In the 2013 French film Eastern Boys, a middle-aged man meets a young Russian immigrant at a train station and invites him to his apartment for a sexual encounter. But the older man falls prey to the criminal designs of a Russian gang.Eastern Boys is not just a gay story, but also a thriller that explores Europe’s refugee crisis.
Similarly, the 2016 Chinese film Dog Days also looks at a world which is in a state of flux. The film’s Lesbian, Gay, Bisexual, Transgender (LGBT) angle is mostly incidental; it explores larger issues impacting China — poverty and illegal adoptions. In Dog Days, a young strip club dancer Lulu searches for her boyfriend Bai Long who has kidnapped their baby boy and taken him to Shanghai. The search takes Lulu through seedy clubs in a small town in China, where she encounters Sunny, a young drag queen, who is also in a gay relationship with Bai Long. Dog Daysrecently premiered at the Berlin International Film Festival and is a reflection of new Chinese cinema where the main characters’ sexuality is fluid. The film is not judgmental about Bai Long’s bisexuality. Coming from a country where homosexuality is legalised, the film is more focussed on a mother and her search for her child. While mainstream Chinese films may not bring up LGBT issues (China is still quite conservative), we often get excellent films from the region, ones that explore gay relationships with sensitivity. Wong Kar-wai’s 1997 classic Happy Together is an example. It looks at the tormented lives of a gay couple who travel all the way to Argentina with the hope of reviving their fading relationship.
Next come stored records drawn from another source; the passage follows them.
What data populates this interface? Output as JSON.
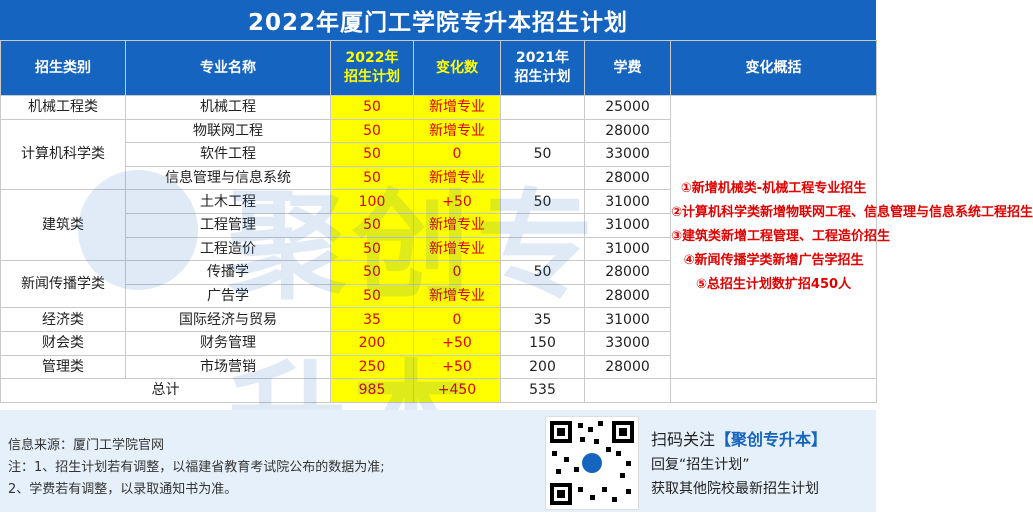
{
  "title": "2022年厦门工学院专升本招生计划",
  "watermark": "聚创专升本",
  "headers": {
    "category": "招生类别",
    "major": "专业名称",
    "plan2022_line1": "2022年",
    "plan2022_line2": "招生计划",
    "change": "变化数",
    "plan2021_line1": "2021年",
    "plan2021_line2": "招生计划",
    "fee": "学费",
    "summary": "变化概括"
  },
  "categories": {
    "c1": "机械工程类",
    "c2": "计算机科学类",
    "c3": "建筑类",
    "c4": "新闻传播学类",
    "c5": "经济类",
    "c6": "财会类",
    "c7": "管理类"
  },
  "rows": [
    {
      "major": "机械工程",
      "plan2022": "50",
      "change": "新增专业",
      "plan2021": "",
      "fee": "25000"
    },
    {
      "major": "物联网工程",
      "plan2022": "50",
      "change": "新增专业",
      "plan2021": "",
      "fee": "28000"
    },
    {
      "major": "软件工程",
      "plan2022": "50",
      "change": "0",
      "plan2021": "50",
      "fee": "33000"
    },
    {
      "major": "信息管理与信息系统",
      "plan2022": "50",
      "change": "新增专业",
      "plan2021": "",
      "fee": "28000"
    },
    {
      "major": "土木工程",
      "plan2022": "100",
      "change": "+50",
      "plan2021": "50",
      "fee": "31000"
    },
    {
      "major": "工程管理",
      "plan2022": "50",
      "change": "新增专业",
      "plan2021": "",
      "fee": "31000"
    },
    {
      "major": "工程造价",
      "plan2022": "50",
      "change": "新增专业",
      "plan2021": "",
      "fee": "31000"
    },
    {
      "major": "传播学",
      "plan2022": "50",
      "change": "0",
      "plan2021": "50",
      "fee": "28000"
    },
    {
      "major": "广告学",
      "plan2022": "50",
      "change": "新增专业",
      "plan2021": "",
      "fee": "28000"
    },
    {
      "major": "国际经济与贸易",
      "plan2022": "35",
      "change": "0",
      "plan2021": "35",
      "fee": "31000"
    },
    {
      "major": "财务管理",
      "plan2022": "200",
      "change": "+50",
      "plan2021": "150",
      "fee": "33000"
    },
    {
      "major": "市场营销",
      "plan2022": "250",
      "change": "+50",
      "plan2021": "200",
      "fee": "28000"
    }
  ],
  "total": {
    "label": "总计",
    "plan2022": "985",
    "change": "+450",
    "plan2021": "535"
  },
  "summary": [
    "①新增机械类-机械工程专业招生",
    "②计算机科学类新增物联网工程、信息管理与信息系统工程招生",
    "③建筑类新增工程管理、工程造价招生",
    "④新闻传播学类新增广告学招生",
    "⑤总招生计划数扩招450人"
  ],
  "footer": {
    "source": "信息来源：厦门工学院官网",
    "note1": "注：1、招生计划若有调整，以福建省教育考试院公布的数据为准;",
    "note2": "2、学费若有调整，以录取通知书为准。",
    "scan_prefix": "扫码关注",
    "scan_brand": "【聚创专升本】",
    "reply": "回复“招生计划”",
    "more": "获取其他院校最新招生计划"
  },
  "colors": {
    "header_blue": "#1565c0",
    "highlight_yellow": "#ffff00",
    "accent_red": "#e00000",
    "footer_bg": "#e6f0fa"
  }
}
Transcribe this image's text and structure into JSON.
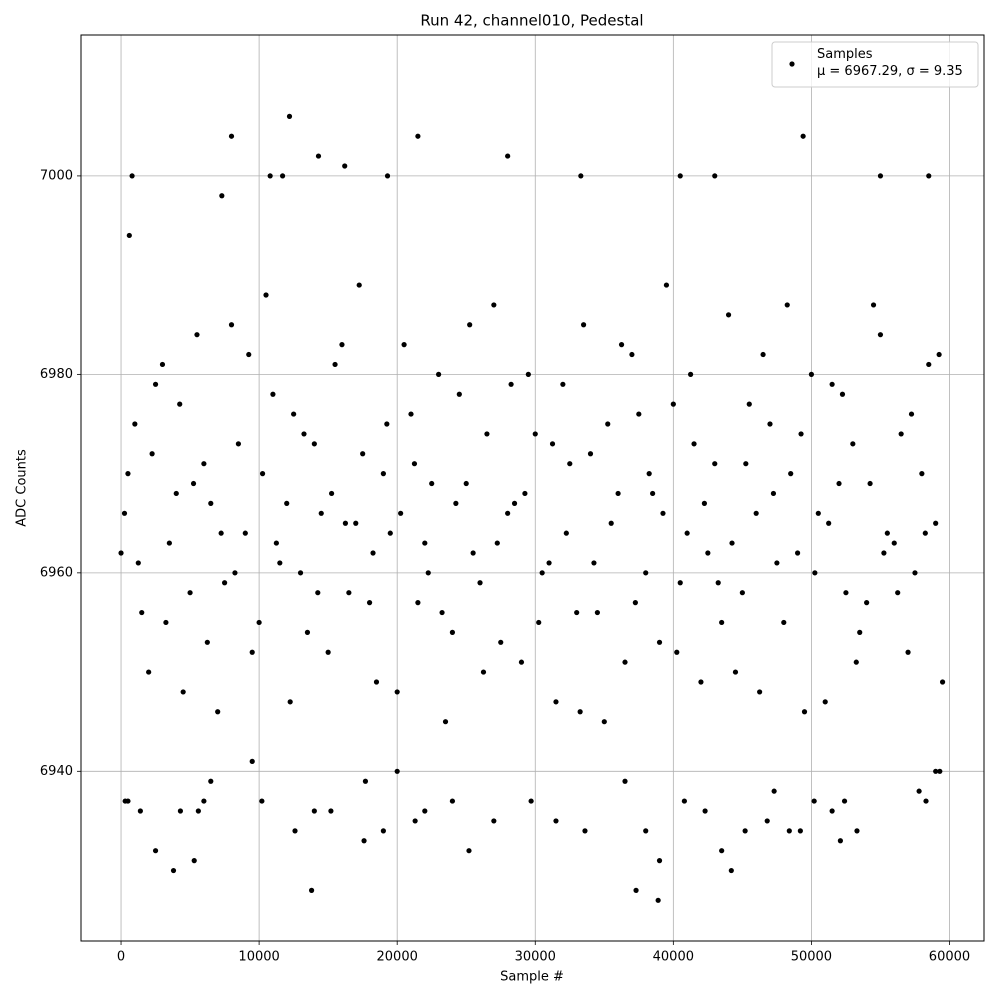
{
  "chart_data": {
    "type": "scatter",
    "title": "Run 42, channel010, Pedestal",
    "x_label": "Sample #",
    "y_label": "ADC Counts",
    "xlim": [
      -2900,
      62500
    ],
    "ylim": [
      6922.9,
      7014.2
    ],
    "xticks": [
      0,
      10000,
      20000,
      30000,
      40000,
      50000,
      60000
    ],
    "yticks": [
      6940,
      6960,
      6980,
      7000
    ],
    "grid": true,
    "legend": "upper right",
    "series": [
      {
        "name": "Samples\nμ = 6967.29, σ = 9.35",
        "color": "#000000",
        "x": [
          300,
          500,
          800,
          600,
          1400,
          2500,
          3800,
          5300,
          8000,
          7300,
          12200,
          11700,
          10800,
          14300,
          13800,
          16200,
          19300,
          17600,
          19000,
          21500,
          21300,
          25200,
          28000,
          33300,
          37300,
          38900,
          39000,
          40500,
          43000,
          43500,
          44200,
          49400,
          52100,
          55000,
          58500,
          53300,
          48400,
          49200,
          45200,
          46800,
          10200,
          12600,
          14000,
          15200,
          22000,
          27000,
          29700,
          31500,
          33600,
          36500,
          38000,
          40800,
          42300,
          47300,
          50200,
          51500,
          52400,
          57800,
          58300,
          59000,
          59300,
          4300,
          5600,
          6000,
          6500,
          9500,
          17700,
          20000,
          24000,
          0,
          1000,
          2000,
          3000,
          4000,
          5000,
          6000,
          7000,
          8000,
          9000,
          10000,
          11000,
          12000,
          13000,
          14000,
          15000,
          16000,
          17000,
          18000,
          19000,
          20000,
          21000,
          22000,
          23000,
          24000,
          25000,
          26000,
          27000,
          28000,
          29000,
          30000,
          31000,
          32000,
          33000,
          34000,
          35000,
          36000,
          37000,
          38000,
          39000,
          40000,
          41000,
          42000,
          43000,
          44000,
          45000,
          46000,
          47000,
          48000,
          49000,
          50000,
          51000,
          52000,
          53000,
          54000,
          55000,
          56000,
          57000,
          58000,
          59000,
          500,
          1500,
          2500,
          3500,
          4500,
          5500,
          6500,
          7500,
          8500,
          9500,
          10500,
          11500,
          12500,
          13500,
          14500,
          15500,
          16500,
          17500,
          18500,
          19500,
          20500,
          21500,
          22500,
          23500,
          24500,
          25500,
          26500,
          27500,
          28500,
          29500,
          30500,
          31500,
          32500,
          33500,
          34500,
          35500,
          36500,
          37500,
          38500,
          39500,
          40500,
          41500,
          42500,
          43500,
          44500,
          45500,
          46500,
          47500,
          48500,
          49500,
          50500,
          51500,
          52500,
          53500,
          54500,
          55500,
          56500,
          57500,
          58500,
          59500,
          250,
          1250,
          2250,
          3250,
          4250,
          5250,
          6250,
          7250,
          8250,
          9250,
          10250,
          11250,
          12250,
          13250,
          14250,
          15250,
          16250,
          17250,
          18250,
          19250,
          20250,
          21250,
          22250,
          23250,
          24250,
          25250,
          26250,
          27250,
          28250,
          29250,
          30250,
          31250,
          32250,
          33250,
          34250,
          35250,
          36250,
          37250,
          38250,
          39250,
          40250,
          41250,
          42250,
          43250,
          44250,
          45250,
          46250,
          47250,
          48250,
          49250,
          50250,
          51250,
          52250,
          53250,
          54250,
          55250,
          56250,
          57250,
          58250,
          59250
        ],
        "values": [
          6937,
          6937,
          7000,
          6994,
          6936,
          6932,
          6930,
          6931,
          7004,
          6998,
          7006,
          7000,
          7000,
          7002,
          6928,
          7001,
          7000,
          6933,
          6934,
          7004,
          6935,
          6932,
          7002,
          7000,
          6928,
          6927,
          6931,
          7000,
          7000,
          6932,
          6930,
          7004,
          6933,
          7000,
          7000,
          6934,
          6934,
          6934,
          6934,
          6935,
          6937,
          6934,
          6936,
          6936,
          6936,
          6935,
          6937,
          6935,
          6934,
          6939,
          6934,
          6937,
          6936,
          6938,
          6937,
          6936,
          6937,
          6938,
          6937,
          6940,
          6940,
          6936,
          6936,
          6937,
          6939,
          6941,
          6939,
          6940,
          6937,
          6962,
          6975,
          6950,
          6981,
          6968,
          6958,
          6971,
          6946,
          6985,
          6964,
          6955,
          6978,
          6967,
          6960,
          6973,
          6952,
          6983,
          6965,
          6957,
          6970,
          6948,
          6976,
          6963,
          6980,
          6954,
          6969,
          6959,
          6987,
          6966,
          6951,
          6974,
          6961,
          6979,
          6956,
          6972,
          6945,
          6968,
          6982,
          6960,
          6953,
          6977,
          6964,
          6949,
          6971,
          6986,
          6958,
          6966,
          6975,
          6955,
          6962,
          6980,
          6947,
          6969,
          6973,
          6957,
          6984,
          6963,
          6952,
          6970,
          6965,
          6970,
          6956,
          6979,
          6963,
          6948,
          6984,
          6967,
          6959,
          6973,
          6952,
          6988,
          6961,
          6976,
          6954,
          6966,
          6981,
          6958,
          6972,
          6949,
          6964,
          6983,
          6957,
          6969,
          6945,
          6978,
          6962,
          6974,
          6953,
          6967,
          6980,
          6960,
          6947,
          6971,
          6985,
          6956,
          6965,
          6951,
          6976,
          6968,
          6989,
          6959,
          6973,
          6962,
          6955,
          6950,
          6977,
          6982,
          6961,
          6970,
          6946,
          6966,
          6979,
          6958,
          6954,
          6987,
          6964,
          6974,
          6960,
          6981,
          6949,
          6966,
          6961,
          6972,
          6955,
          6977,
          6969,
          6953,
          6964,
          6960,
          6982,
          6970,
          6963,
          6947,
          6974,
          6958,
          6968,
          6965,
          6989,
          6962,
          6975,
          6966,
          6971,
          6960,
          6956,
          6967,
          6985,
          6950,
          6963,
          6979,
          6968,
          6955,
          6973,
          6964,
          6946,
          6961,
          6975,
          6983,
          6957,
          6970,
          6966,
          6952,
          6980,
          6967,
          6959,
          6963,
          6971,
          6948,
          6968,
          6987,
          6974,
          6960,
          6965,
          6978,
          6951,
          6969,
          6962,
          6958,
          6976,
          6964,
          6982
        ]
      }
    ]
  }
}
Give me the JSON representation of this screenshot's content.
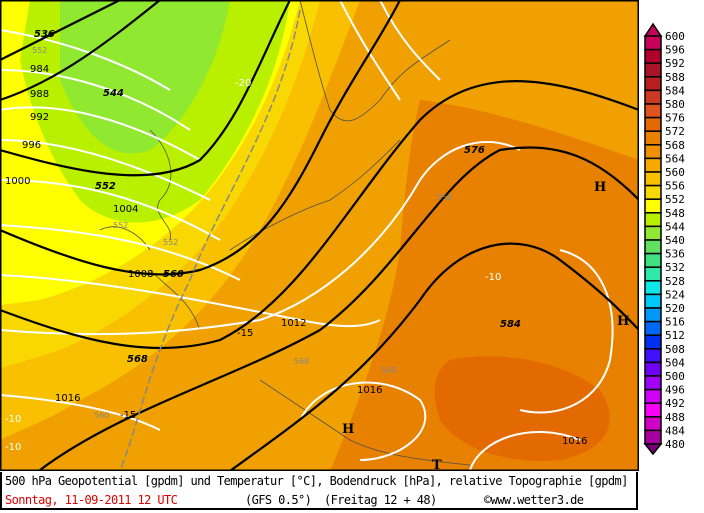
{
  "caption": {
    "title": "500 hPa Geopotential [gpdm] und Temperatur [°C], Bodendruck [hPa], relative Topographie [gpdm]",
    "date": "Sonntag, 11-09-2011  12 UTC",
    "model": "(GFS 0.5°)",
    "run": "(Freitag 12 + 48)",
    "copyright": "©www.wetter3.de"
  },
  "colors": {
    "caption_date": "#e00000",
    "geopotential_contour": "#000000",
    "pressure_contour": "#ffffff",
    "temperature_contour": "#808080"
  },
  "legend": {
    "unit": "gpdm",
    "levels": [
      {
        "v": "600",
        "c": "#c8005a"
      },
      {
        "v": "596",
        "c": "#b0002c"
      },
      {
        "v": "592",
        "c": "#a81428"
      },
      {
        "v": "588",
        "c": "#b82020"
      },
      {
        "v": "584",
        "c": "#cc3a24"
      },
      {
        "v": "580",
        "c": "#e05420"
      },
      {
        "v": "576",
        "c": "#e26a00"
      },
      {
        "v": "572",
        "c": "#e88000"
      },
      {
        "v": "568",
        "c": "#f09000"
      },
      {
        "v": "564",
        "c": "#f8a800"
      },
      {
        "v": "560",
        "c": "#f8c000"
      },
      {
        "v": "556",
        "c": "#f8d800"
      },
      {
        "v": "552",
        "c": "#ffff00"
      },
      {
        "v": "548",
        "c": "#b8f000"
      },
      {
        "v": "544",
        "c": "#90e830"
      },
      {
        "v": "540",
        "c": "#60e060"
      },
      {
        "v": "536",
        "c": "#40e080"
      },
      {
        "v": "532",
        "c": "#30e8a8"
      },
      {
        "v": "528",
        "c": "#10e8e8"
      },
      {
        "v": "524",
        "c": "#00c8f8"
      },
      {
        "v": "520",
        "c": "#0098f8"
      },
      {
        "v": "516",
        "c": "#0068f8"
      },
      {
        "v": "512",
        "c": "#0030f0"
      },
      {
        "v": "508",
        "c": "#4010f8"
      },
      {
        "v": "504",
        "c": "#7000f8"
      },
      {
        "v": "500",
        "c": "#a000f8"
      },
      {
        "v": "496",
        "c": "#d000f8"
      },
      {
        "v": "492",
        "c": "#f800f8"
      },
      {
        "v": "488",
        "c": "#d000c8"
      },
      {
        "v": "484",
        "c": "#a800a0"
      },
      {
        "v": "480",
        "c": "#780078"
      }
    ]
  },
  "map_labels": {
    "geopotential": [
      "536",
      "544",
      "552",
      "560",
      "568",
      "576",
      "584"
    ],
    "pressure": [
      "984",
      "988",
      "992",
      "996",
      "1000",
      "1004",
      "1008",
      "1012",
      "1016",
      "1016",
      "1016"
    ],
    "temperature": [
      "-20",
      "-15",
      "-15",
      "-10",
      "-10",
      "-10"
    ],
    "relative_topography": [
      "552",
      "552",
      "552",
      "558",
      "568",
      "568",
      "560"
    ],
    "pressure_centers": [
      "H",
      "H",
      "H",
      "T"
    ]
  }
}
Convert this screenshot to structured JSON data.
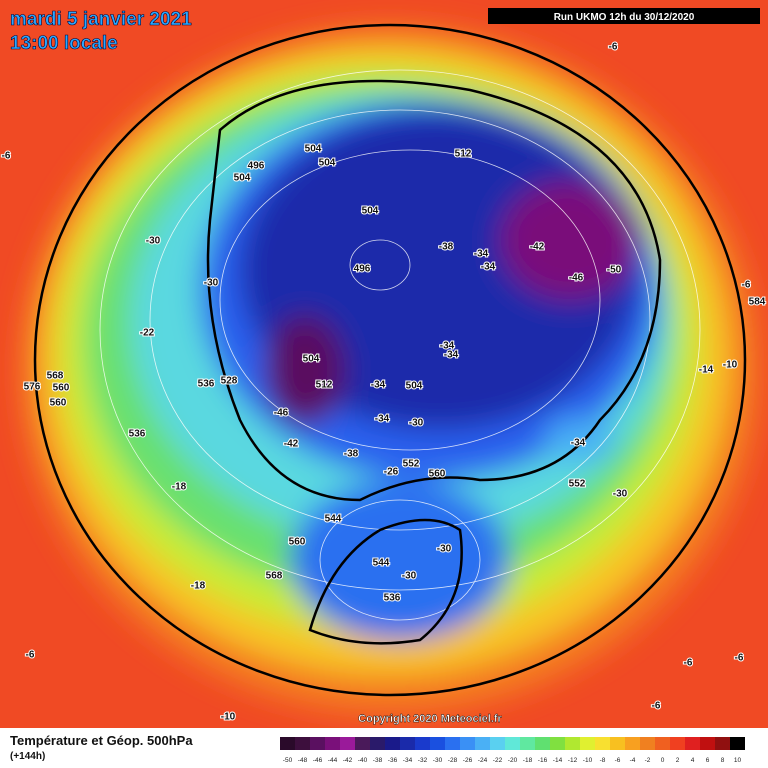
{
  "header": {
    "title": "mardi 5 janvier 2021",
    "time": "13:00 locale",
    "run": "Run UKMO 12h du 30/12/2020"
  },
  "footer": {
    "title": "Température et Géop. 500hPa",
    "lead": "(+144h)",
    "copyright": "Copyright 2020 Meteociel.fr"
  },
  "map_labels": [
    -6,
    -6,
    -6,
    584,
    -10,
    -14,
    -30,
    496,
    504,
    504,
    504,
    512,
    504,
    496,
    -38,
    -34,
    -34,
    -42,
    -46,
    -50,
    -30,
    -22,
    504,
    512,
    536,
    528,
    -46,
    -42,
    -34,
    504,
    -34,
    -30,
    -38,
    -34,
    -34,
    568,
    576,
    560,
    560,
    536,
    -34,
    552,
    -26,
    560,
    552,
    -30,
    -18,
    544,
    560,
    544,
    -30,
    -30,
    536,
    568,
    -18,
    -6,
    -6,
    -6,
    -10,
    -6
  ],
  "legend": {
    "values": [
      -50,
      -48,
      -46,
      -44,
      -42,
      -40,
      -38,
      -36,
      -34,
      -32,
      -30,
      -28,
      -26,
      -24,
      -22,
      -20,
      -18,
      -16,
      -14,
      -12,
      -10,
      -8,
      -6,
      -4,
      -2,
      0,
      2,
      4,
      6,
      8,
      10
    ],
    "colors": [
      "#2a0a2a",
      "#3d0f3d",
      "#5a1060",
      "#7a107a",
      "#9a1a9a",
      "#4a1a5a",
      "#2a1a6a",
      "#1a1a8a",
      "#1a2aaa",
      "#1a3acc",
      "#1a50e0",
      "#2a70f0",
      "#3a90f5",
      "#4ab0f5",
      "#5ad0f0",
      "#60e8d8",
      "#60e8a0",
      "#60e070",
      "#80e040",
      "#b0e830",
      "#e0f030",
      "#f8e030",
      "#f8c020",
      "#f8a020",
      "#f08020",
      "#f06020",
      "#f04020",
      "#e02020",
      "#c01010",
      "#901010",
      "#000000"
    ]
  }
}
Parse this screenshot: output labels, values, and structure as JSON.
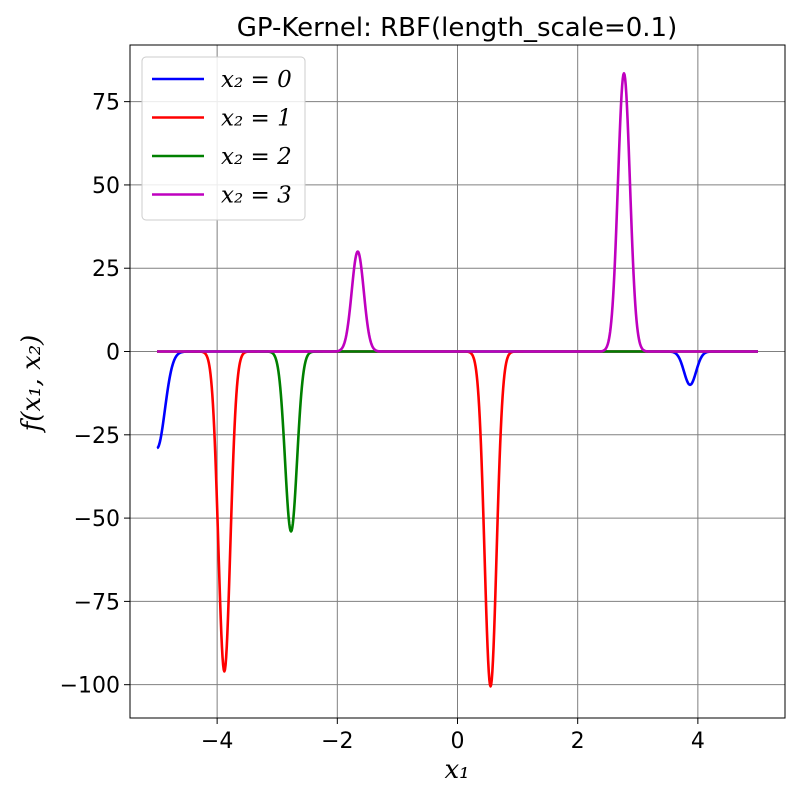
{
  "chart_data": {
    "type": "line",
    "title": "GP-Kernel: RBF(length_scale=0.1)",
    "xlabel": "x₁",
    "ylabel": "f(x₁, x₂)",
    "xlim": [
      -5.45,
      5.45
    ],
    "ylim": [
      -110,
      92
    ],
    "xticks": [
      -4,
      -2,
      0,
      2,
      4
    ],
    "yticks": [
      75,
      50,
      25,
      0,
      -25,
      -50,
      -75,
      -100
    ],
    "xtick_labels": [
      "−4",
      "−2",
      "0",
      "2",
      "4"
    ],
    "ytick_labels": [
      "75",
      "50",
      "25",
      "0",
      "−25",
      "−50",
      "−75",
      "−100"
    ],
    "x_range": [
      -5,
      5
    ],
    "grid": true,
    "legend_position": "top-left",
    "series": [
      {
        "name": "x₂ = 0",
        "color": "#0000ff",
        "peaks": [
          {
            "center": -5.0,
            "amplitude": -29,
            "width": 0.13
          },
          {
            "center": 3.87,
            "amplitude": -10,
            "width": 0.1
          }
        ]
      },
      {
        "name": "x₂ = 1",
        "color": "#ff0000",
        "peaks": [
          {
            "center": -3.88,
            "amplitude": -96,
            "width": 0.1
          },
          {
            "center": 0.55,
            "amplitude": -100.5,
            "width": 0.1
          }
        ]
      },
      {
        "name": "x₂ = 2",
        "color": "#008000",
        "peaks": [
          {
            "center": -2.77,
            "amplitude": -54,
            "width": 0.1
          }
        ]
      },
      {
        "name": "x₂ = 3",
        "color": "#bf00bf",
        "peaks": [
          {
            "center": -1.66,
            "amplitude": 30,
            "width": 0.1
          },
          {
            "center": 2.77,
            "amplitude": 83.5,
            "width": 0.1
          }
        ]
      }
    ]
  }
}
Like Happy Together, the Chinese-American film, The Wedding Banquet (1993), by the Oscar-winning director, Ang Lee, also does not question its protagonists’ sexual preferences. If there is an issue in The Wedding Banquet, it is that a young successful businessman in New York tries to hide his sexuality from his Taiwanese parents. But the parents turn out to be a lot more understanding than the audience probably imagines.
International films do sometimes focus on the sexual angst that LGBT characters feel. Lee’s heartbreaking 2005 drama Brokeback Mountain is a classic case. And some address how teenagers struggle with the realisation that they may be different from their parents and peers. But more and more foreign language films accept their characters’ sexual preferences first and build the story from there.
Cuban master Tomás Gutiérrez Alea’s Oscar-nominated Strawberry and Chocolate (1993) depicts a relationship between two men. One is a straight Communist student who is initially suspicious of a gay artist. But despite the country’s tightly controlled political system, where people often spy on others, these two men start to care for each other. In a recent Cuba-set film Viva, which was Ireland’s official entry for the 2015 foreign language Oscar race, a young man simply wants to perform in a drag club. Again the conflict is not about his sexuality, but his desire to perform.
Brazil’s 2014 foreign language Oscar submission The Way He Looks is a sweet coming-of-age drama about two teenage boys. One of them is blind and clear about his sexuality as well as his attraction for his new classmate. The film ends as it begin — with a positive outlook.